Last Friday, I was driving in downtown Chicago, picking up a client near City Hall. As I approached an intersection, I saw a police officer in dress blues walking in and around some winter slush near the stop light. He looked very important and I almost rolled down my window to tell him to be careful. We can’t have one of the city’s finest on the ground in the muck! Today, I think I recognized him again. He lost his life helping fellow officers apprehend a suspect.
Chicago will be less safe without you, Cmdr. Bauer. May you rest in peace.
Bob Grzesiak, Bolingbrook
Our prayers will hold you up
To the family of Cmdr. Paul Bauer:
You are in the hearts and prayers of so many of us tonight. Paul seemed like an amazing soul and he made a positive difference in the world. His smile and attitude brightened up the room. You feel that even just watching the TV coverage of his death.
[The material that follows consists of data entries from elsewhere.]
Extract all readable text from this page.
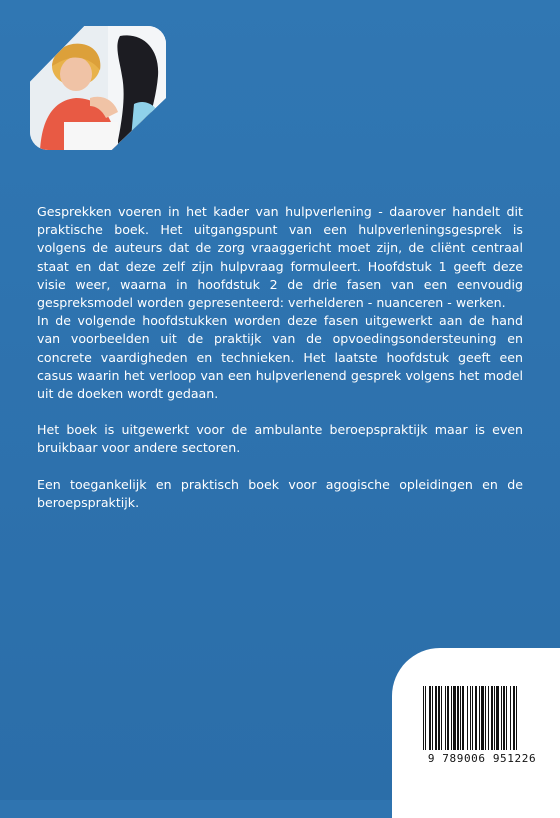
Gesprekken voeren in het kader van hulpverlening - daarover handelt dit praktische boek. Het uitgangspunt van een hulpverleningsgesprek is volgens de auteurs dat de zorg vraaggericht moet zijn, de cliënt centraal staat en dat deze zelf zijn hulpvraag formuleert. Hoofdstuk 1 geeft deze visie weer, waarna in hoofdstuk 2 de drie fasen van een eenvoudig gespreksmodel worden gepresenteerd: verhelderen - nuanceren - werken.

In de volgende hoofdstukken worden deze fasen uitgewerkt aan de hand van voorbeelden uit de praktijk van de opvoedingsondersteuning en concrete vaardigheden en technieken. Het laatste hoofdstuk geeft een casus waarin het verloop van een hulpverlenend gesprek volgens het model uit de doeken wordt gedaan.

Het boek is uitgewerkt voor de ambulante beroepspraktijk maar is even bruikbaar voor andere sectoren.

Een toegankelijk en praktisch boek voor agogische opleidingen en de beroepspraktijk.

9 789006 951226
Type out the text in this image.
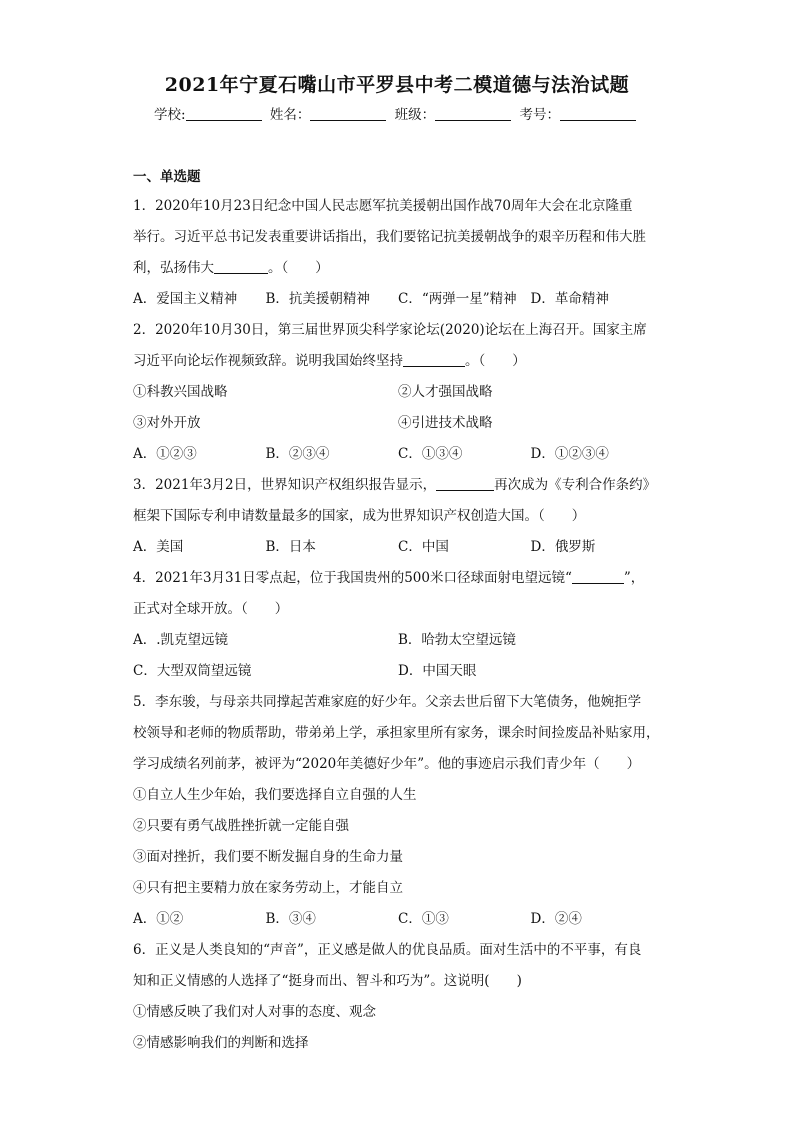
2021年宁夏石嘴山市平罗县中考二模道德与法治试题
学校:	姓名：	班级：	考号：
一、单选题

1．2020年10月23日纪念中国人民志愿军抗美援朝出国作战70周年大会在北京隆重

举行。习近平总书记发表重要讲话指出，我们要铭记抗美援朝战争的艰辛历程和伟大胜

利，弘扬伟大	。（　　）

A．爱国主义精神	B．抗美援朝精神	C．“两弹一星”精神	D．革命精神

2．2020年10月30日，第三届世界顶尖科学家论坛(2020)论坛在上海召开。国家主席

习近平向论坛作视频致辞。说明我国始终坚持	。（　　）

①科教兴国战略	②人才强国战略
③对外开放	④引进技术战略
A．①②③	B．②③④	C．①③④	D．①②③④

3．2021年3月2日，世界知识产权组织报告显示，	再次成为《专利合作条约》

框架下国际专利申请数量最多的国家，成为世界知识产权创造大国。（　　）

A．美国	B．日本	C．中国	D．俄罗斯

4．2021年3月31日零点起，位于我国贵州的500米口径球面射电望远镜“	”，

正式对全球开放。（　　）

A．.凯克望远镜	B．哈勃太空望远镜
C．大型双筒望远镜	D．中国天眼

5．李东骏，与母亲共同撑起苦难家庭的好少年。父亲去世后留下大笔债务，他婉拒学

校领导和老师的物质帮助，带弟弟上学，承担家里所有家务，课余时间捡废品补贴家用，

学习成绩名列前茅，被评为“2020年美德好少年”。他的事迹启示我们青少年（　　）

①自立人生少年始，我们要选择自立自强的人生

②只要有勇气战胜挫折就一定能自强

③面对挫折，我们要不断发掘自身的生命力量

④只有把主要精力放在家务劳动上，才能自立

A．①②	B．③④	C．①③	D．②④

6．正义是人类良知的“声音”，正义感是做人的优良品质。面对生活中的不平事，有良

知和正义情感的人选择了“挺身而出、智斗和巧为”。这说明(　　)

①情感反映了我们对人对事的态度、观念

②情感影响我们的判断和选择
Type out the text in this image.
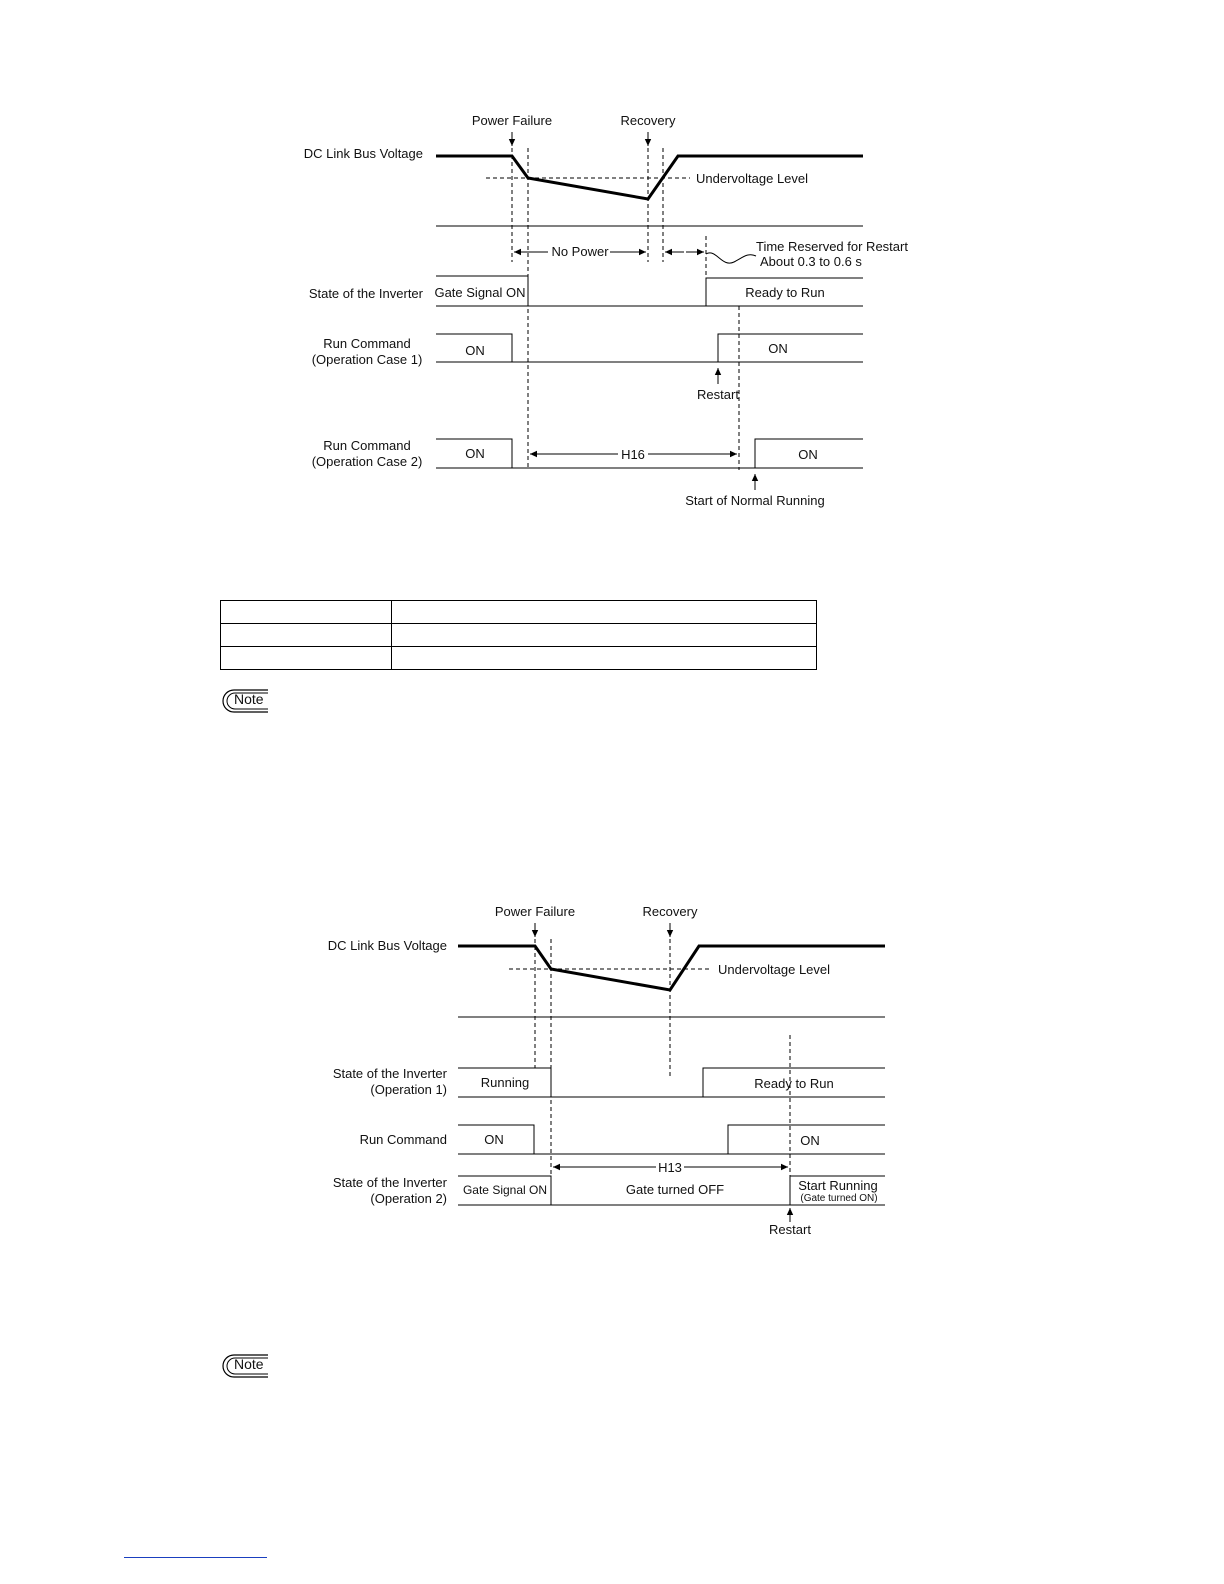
Power Failure	Recovery
DC Link Bus Voltage
Undervoltage Level
No Power	Time Reserved for Restart
About 0.3 to 0.6 s
State of the Inverter Gate Signal ON	Ready to Run
Run Command
(Operation Case 1)
ON	ON
Restart
Run Command
(Operation Case 2)
ON	ON
H16
Start of Normal Running
Power Failure	Recovery
DC Link Bus Voltage
Undervoltage Level
State of the Inverter
(Operation 1)	Running	Ready to Run
Run Command	ON	ON
H13
State of the Inverter
(Operation 2)
Gate Signal ON	Gate turned OFF	Start Running
(Gate turned ON)
Restart

Note
Note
I’ve sent a Catholic mass card to Cmdr. Bauer’s police station to let you know that daily masses will be said for him over the next five years. Stay strong, and when you feel your weakest, know that our prayers will hold you up.
Nyssa Garcia, Chicago
Bring back the death penality
As Chicago mourns the loss of Cmdr. Paul Bauer, we again are reminded of the financial burden to taxpayers for incarcerating the suspected shooter, a four-time felon, for the remainder of his life. He will be given free housing, three free meals a day and free healthcare for the remainder of his life — all on the taxpayers. Time to reinstate the death penalty.